Bisturí 1.
Desgravações da minha alma
Não quero que me chamem pelo nome
Prefiro que me tratem por você. Assim não me desgasto. Também não vou dizer o teu nome. E não pensemos no teu estado actual: destruída. Nestas bolsas existem outros nas mesmas condições. Alguns regressam. Parece arriscado mas acreditei ter reconhecido alguns cabelos. A seguir prefiro pensar que são invenções. Como eu. Nada é simples, isto não é uma frase. Vi a morte em pessoa passeando-se por aí como uma coquette no céu.
Não tomo notas. Trabalho de memória.
Dá-me uma sensação asquerosa de realidade puxar de uma esferográfica: abrir um caderninho é asqueroso. Não gosto de deixar testemunho. Se uma pessoa pensa que todas estas bolsas eram gente com família, imobiliza-se. Quando chegas, a primeira coisa que te dizem é que se solucionam como palavras cruzadas, sem psicologia. Os sentimentos por um lado e as bolsas por outro.
Gosto de me sentir parte de algo grande.
Vou atrás de um objectivo enorme. Sinto a necessidade imperiosa de modificar. Não suporto ser um elemento passivo, quero sentir que estou a participar. Quando ia à montanha tinha por hábito mudar algumas pedras de lugar. Essa subtil diferença fazia-me bem. Estive aqui, dizia-me. Não há que destruir, há que ajudar o movimento. Um objecto imóvel é uma derrota de Deus. Isto é o mesmo, mas a grande escala.
As viúvas vêm preparadas para fazer escândalo.

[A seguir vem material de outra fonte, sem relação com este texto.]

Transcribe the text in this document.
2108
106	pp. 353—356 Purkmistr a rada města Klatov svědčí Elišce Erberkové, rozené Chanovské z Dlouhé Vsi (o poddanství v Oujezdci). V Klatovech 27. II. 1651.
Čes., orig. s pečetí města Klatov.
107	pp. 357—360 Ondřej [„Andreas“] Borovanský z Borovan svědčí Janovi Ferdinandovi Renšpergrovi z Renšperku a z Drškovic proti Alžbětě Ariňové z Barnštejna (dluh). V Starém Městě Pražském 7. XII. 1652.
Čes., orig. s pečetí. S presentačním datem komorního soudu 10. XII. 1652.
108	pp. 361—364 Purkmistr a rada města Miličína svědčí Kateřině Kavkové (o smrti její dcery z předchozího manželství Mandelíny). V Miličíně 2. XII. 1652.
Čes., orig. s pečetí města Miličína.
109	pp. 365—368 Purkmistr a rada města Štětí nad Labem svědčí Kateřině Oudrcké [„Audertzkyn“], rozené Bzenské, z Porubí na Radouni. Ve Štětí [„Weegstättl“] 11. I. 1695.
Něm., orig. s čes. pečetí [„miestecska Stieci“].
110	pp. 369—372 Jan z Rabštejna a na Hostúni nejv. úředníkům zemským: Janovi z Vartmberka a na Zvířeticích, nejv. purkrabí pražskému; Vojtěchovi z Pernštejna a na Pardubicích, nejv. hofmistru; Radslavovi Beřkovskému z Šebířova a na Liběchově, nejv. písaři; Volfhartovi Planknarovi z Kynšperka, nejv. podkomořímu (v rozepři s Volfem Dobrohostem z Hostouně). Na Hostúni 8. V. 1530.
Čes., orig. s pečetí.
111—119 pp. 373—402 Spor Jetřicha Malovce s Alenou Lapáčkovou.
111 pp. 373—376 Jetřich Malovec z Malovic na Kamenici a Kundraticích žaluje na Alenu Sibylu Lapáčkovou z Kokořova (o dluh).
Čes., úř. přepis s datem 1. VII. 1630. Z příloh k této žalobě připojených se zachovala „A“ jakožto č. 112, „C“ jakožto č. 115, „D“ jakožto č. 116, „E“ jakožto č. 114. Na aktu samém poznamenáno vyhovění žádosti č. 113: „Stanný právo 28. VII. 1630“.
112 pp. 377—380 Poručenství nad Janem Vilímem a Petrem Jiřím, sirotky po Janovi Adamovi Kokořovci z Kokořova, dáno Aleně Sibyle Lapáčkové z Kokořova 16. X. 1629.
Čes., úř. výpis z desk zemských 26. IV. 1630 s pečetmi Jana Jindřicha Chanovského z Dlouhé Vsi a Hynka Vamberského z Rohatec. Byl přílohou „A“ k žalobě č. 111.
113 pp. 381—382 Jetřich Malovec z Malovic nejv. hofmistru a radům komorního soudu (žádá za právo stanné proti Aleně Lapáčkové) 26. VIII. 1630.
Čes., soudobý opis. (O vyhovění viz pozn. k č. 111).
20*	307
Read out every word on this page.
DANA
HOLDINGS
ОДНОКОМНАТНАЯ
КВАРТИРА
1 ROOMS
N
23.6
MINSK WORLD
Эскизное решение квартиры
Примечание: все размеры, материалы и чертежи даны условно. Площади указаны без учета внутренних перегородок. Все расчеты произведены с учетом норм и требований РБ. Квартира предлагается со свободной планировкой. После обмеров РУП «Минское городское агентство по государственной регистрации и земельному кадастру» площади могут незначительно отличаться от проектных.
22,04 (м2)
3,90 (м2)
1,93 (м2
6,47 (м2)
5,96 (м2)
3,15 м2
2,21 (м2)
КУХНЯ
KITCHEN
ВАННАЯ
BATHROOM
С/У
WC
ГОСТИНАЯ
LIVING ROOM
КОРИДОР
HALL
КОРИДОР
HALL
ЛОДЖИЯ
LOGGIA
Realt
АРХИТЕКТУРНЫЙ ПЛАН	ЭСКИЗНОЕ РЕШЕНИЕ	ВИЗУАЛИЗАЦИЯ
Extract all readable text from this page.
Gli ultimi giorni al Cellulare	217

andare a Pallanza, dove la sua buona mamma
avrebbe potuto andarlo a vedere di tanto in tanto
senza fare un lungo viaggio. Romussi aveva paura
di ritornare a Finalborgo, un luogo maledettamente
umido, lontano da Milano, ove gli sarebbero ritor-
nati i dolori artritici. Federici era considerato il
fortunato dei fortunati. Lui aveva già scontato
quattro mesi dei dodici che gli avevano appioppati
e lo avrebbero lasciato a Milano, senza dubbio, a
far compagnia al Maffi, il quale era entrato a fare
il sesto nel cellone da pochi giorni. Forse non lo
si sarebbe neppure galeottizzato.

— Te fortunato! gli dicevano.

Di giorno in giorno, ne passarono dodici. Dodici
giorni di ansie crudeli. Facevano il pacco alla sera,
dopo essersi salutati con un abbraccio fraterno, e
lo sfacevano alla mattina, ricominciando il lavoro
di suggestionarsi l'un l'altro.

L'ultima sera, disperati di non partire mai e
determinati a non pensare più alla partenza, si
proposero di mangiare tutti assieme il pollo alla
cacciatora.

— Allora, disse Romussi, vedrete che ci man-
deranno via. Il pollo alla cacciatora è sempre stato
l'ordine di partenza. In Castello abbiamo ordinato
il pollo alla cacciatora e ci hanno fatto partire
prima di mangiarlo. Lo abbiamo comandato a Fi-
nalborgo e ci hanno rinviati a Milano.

Abro-lhes a bolsa e mostro-lhes os pés mortos. Quando começam a duvidar, quando se dão conta de que nunca conheceram os pés, mostro-lhes o resto. Entretenho-me estudando cada forma de dor. Há dez ou doze.
Há pouco, trouxeram uma rapariguinha.
Tinha as mãos apertadas. Tive que a lavar e então percebi que estou muito doente. Não me importo de a limpar com o trapo. Depois da autópsia, como ninguém a veio reclamar, desenredei-lhe o cabelo.
Lembrei-me de mim quando era miúda. Queria trabalhar num circo. Um dia desenhei que me disparavam de um canhão e os rostos de espanto dos espectadores, vistos de cima. O meu pai riu-se e chamou-me infeliz. Observei o desenho e rasguei-o lentamente em tiras perfeitas. Graças ao meu pai sou uma profissional. Não há nada mais real que a morte.
Olho para o meu assistente e imagino-o na mesa de dissecações.
Abro a sua camisa cinzenta, corto a corrente. É sumamente peludo e correcto. Parece normal. Mas isso é impossível. Que misérias o aguardam? O seu tórax é um quadrado perfeito, atravessado por músculos tensos. Diz que está apaixonado. Canta e sempre se organiza para sorrir, mesmo que não haja motivo. Enquanto se saca uma bala de um maxilar com o bisturi manchado, não se pode ser feliz.